The truth of these incidents may never be known but efforts to SPIN THE STORY of assaults by blaming the Assad government fall flat when confronted with historical facts, a fundamental contradiction that ruptures the White House narrative.

Glenn Greenwald recently posted an article critiquing the outcome of the US investigation of the 2015 strike that is worth considering:  
The Joke of U.S. Justice and “Accountability” When They Bomb a Hospital Apr. 29 2016, The Intercept

Ever since the U.S. last October bombed a hospital run by Doctors Without Borders (MSF) in Kunduz, Afghanistan, the U.S. vehemently denied guilt while acting exactly like a guilty party would. First, it changed its story repeatedly.
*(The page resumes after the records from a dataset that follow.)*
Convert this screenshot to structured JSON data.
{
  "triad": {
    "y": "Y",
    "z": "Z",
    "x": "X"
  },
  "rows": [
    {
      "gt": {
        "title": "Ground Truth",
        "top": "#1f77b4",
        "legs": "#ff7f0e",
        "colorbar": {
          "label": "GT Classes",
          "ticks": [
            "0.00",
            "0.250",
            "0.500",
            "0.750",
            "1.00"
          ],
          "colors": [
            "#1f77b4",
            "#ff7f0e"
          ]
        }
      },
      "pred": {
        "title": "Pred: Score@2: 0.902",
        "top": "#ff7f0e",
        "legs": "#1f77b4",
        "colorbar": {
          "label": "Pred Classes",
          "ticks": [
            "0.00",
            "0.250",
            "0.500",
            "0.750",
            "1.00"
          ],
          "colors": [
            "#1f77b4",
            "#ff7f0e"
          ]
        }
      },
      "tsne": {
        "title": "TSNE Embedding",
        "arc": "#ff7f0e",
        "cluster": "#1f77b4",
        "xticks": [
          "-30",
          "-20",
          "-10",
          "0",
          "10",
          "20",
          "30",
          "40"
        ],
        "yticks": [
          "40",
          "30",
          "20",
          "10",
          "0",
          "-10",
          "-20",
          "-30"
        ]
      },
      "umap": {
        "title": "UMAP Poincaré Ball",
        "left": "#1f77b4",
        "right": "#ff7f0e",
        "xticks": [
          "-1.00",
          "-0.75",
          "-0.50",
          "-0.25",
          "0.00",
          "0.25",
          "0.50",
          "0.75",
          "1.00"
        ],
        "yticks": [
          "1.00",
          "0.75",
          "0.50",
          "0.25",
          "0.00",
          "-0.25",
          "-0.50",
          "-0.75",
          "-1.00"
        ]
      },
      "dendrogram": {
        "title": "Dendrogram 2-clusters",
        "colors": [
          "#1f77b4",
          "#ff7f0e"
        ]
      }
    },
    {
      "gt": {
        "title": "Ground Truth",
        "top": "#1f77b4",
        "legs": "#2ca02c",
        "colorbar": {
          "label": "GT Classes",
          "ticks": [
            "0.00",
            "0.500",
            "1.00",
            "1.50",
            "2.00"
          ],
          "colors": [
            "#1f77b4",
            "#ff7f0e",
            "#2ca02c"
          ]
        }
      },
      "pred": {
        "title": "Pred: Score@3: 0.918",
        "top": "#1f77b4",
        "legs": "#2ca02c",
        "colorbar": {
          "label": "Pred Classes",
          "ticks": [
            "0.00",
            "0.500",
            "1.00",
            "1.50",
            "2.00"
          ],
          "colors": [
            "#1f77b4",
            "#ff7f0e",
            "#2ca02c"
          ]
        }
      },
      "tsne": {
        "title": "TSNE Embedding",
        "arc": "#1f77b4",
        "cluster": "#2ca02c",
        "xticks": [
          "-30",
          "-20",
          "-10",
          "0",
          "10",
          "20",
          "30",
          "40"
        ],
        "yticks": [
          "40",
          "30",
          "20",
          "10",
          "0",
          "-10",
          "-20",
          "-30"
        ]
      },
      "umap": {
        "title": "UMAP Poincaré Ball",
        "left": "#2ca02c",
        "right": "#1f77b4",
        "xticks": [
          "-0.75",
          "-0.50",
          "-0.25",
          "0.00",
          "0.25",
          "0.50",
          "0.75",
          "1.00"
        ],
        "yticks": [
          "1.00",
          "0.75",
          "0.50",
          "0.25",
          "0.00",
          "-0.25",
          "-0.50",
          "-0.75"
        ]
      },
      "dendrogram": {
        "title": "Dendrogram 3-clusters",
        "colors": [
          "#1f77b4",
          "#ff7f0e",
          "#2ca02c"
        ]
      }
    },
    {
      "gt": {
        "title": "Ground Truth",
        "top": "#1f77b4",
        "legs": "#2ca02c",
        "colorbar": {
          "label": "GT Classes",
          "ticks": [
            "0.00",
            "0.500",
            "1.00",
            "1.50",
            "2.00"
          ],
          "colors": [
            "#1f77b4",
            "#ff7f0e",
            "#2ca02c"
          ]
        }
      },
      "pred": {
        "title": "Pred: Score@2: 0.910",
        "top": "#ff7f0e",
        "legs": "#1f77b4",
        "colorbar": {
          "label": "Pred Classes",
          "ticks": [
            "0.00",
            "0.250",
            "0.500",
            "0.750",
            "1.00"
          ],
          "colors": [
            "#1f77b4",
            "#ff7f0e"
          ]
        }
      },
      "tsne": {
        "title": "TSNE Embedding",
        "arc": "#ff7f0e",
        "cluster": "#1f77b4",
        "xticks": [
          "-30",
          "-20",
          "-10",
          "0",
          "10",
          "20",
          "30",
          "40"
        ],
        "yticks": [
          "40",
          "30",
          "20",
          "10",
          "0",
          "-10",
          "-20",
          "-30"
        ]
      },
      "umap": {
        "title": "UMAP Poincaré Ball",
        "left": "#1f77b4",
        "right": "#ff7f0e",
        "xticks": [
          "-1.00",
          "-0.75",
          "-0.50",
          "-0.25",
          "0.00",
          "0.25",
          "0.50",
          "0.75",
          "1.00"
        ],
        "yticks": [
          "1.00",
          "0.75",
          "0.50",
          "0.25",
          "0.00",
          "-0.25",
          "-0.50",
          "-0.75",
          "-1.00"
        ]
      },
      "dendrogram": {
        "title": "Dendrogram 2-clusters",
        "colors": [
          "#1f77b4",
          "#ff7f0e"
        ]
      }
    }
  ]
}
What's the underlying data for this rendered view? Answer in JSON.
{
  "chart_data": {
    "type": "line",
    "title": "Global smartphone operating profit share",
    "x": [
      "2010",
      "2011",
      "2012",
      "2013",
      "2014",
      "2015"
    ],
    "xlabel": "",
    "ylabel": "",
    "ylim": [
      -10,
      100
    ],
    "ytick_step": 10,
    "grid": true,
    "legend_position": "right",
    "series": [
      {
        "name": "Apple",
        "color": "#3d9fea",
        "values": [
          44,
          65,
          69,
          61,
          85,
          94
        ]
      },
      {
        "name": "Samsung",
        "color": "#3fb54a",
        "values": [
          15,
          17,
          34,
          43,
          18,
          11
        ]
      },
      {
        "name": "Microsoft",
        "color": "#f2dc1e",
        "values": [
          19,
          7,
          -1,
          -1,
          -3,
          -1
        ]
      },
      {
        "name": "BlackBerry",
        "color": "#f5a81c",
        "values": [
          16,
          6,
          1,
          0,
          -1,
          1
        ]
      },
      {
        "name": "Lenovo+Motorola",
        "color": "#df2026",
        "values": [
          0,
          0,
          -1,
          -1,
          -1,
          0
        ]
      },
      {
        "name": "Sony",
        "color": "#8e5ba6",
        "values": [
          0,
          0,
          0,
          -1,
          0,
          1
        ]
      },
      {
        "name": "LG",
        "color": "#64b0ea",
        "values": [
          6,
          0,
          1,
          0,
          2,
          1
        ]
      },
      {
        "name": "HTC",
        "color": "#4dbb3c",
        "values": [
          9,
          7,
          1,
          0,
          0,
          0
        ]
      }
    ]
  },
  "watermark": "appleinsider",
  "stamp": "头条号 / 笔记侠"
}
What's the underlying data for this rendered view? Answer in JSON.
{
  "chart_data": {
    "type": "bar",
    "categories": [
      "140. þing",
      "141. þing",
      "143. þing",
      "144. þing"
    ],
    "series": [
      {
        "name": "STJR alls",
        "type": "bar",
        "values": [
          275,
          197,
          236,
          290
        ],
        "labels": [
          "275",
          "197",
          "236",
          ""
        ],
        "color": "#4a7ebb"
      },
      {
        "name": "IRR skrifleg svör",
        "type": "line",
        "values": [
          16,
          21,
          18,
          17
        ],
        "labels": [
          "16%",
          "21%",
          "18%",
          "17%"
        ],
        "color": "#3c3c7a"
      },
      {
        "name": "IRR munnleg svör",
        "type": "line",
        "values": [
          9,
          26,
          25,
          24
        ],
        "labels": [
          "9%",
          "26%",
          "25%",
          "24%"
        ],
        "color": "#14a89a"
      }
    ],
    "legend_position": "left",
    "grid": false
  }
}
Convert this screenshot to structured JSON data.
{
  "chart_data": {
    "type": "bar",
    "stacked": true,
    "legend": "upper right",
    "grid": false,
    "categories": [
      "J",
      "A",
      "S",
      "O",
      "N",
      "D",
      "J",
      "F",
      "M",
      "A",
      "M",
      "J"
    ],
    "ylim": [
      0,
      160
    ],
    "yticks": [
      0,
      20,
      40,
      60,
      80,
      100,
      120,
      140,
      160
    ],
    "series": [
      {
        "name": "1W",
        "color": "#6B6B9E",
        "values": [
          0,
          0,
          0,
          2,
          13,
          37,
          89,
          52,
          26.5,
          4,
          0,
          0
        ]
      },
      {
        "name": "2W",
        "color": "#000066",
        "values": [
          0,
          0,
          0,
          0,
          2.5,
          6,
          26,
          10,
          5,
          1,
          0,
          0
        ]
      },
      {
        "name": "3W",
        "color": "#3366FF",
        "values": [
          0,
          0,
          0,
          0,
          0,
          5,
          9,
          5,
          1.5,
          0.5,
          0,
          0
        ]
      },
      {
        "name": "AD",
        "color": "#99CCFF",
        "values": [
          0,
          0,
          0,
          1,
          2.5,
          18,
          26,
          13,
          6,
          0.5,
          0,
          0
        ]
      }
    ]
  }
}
Then, it blocked every effort – including repeated demands from MSF – to have an independent investigation determine what really happened.... What is beyond dispute, as Jeong wrote, is that the “211 shells that were fired . . . were felt by the 42 men, women, and children who were killed.” MSF insisted the bombing was “deliberate,” and ample evidence supports that charge. Despite all this, the U.S. military is about to release a report that, so predictably, exonerates itself from all guilt; it was, of course, all just a terribly tragic mistake.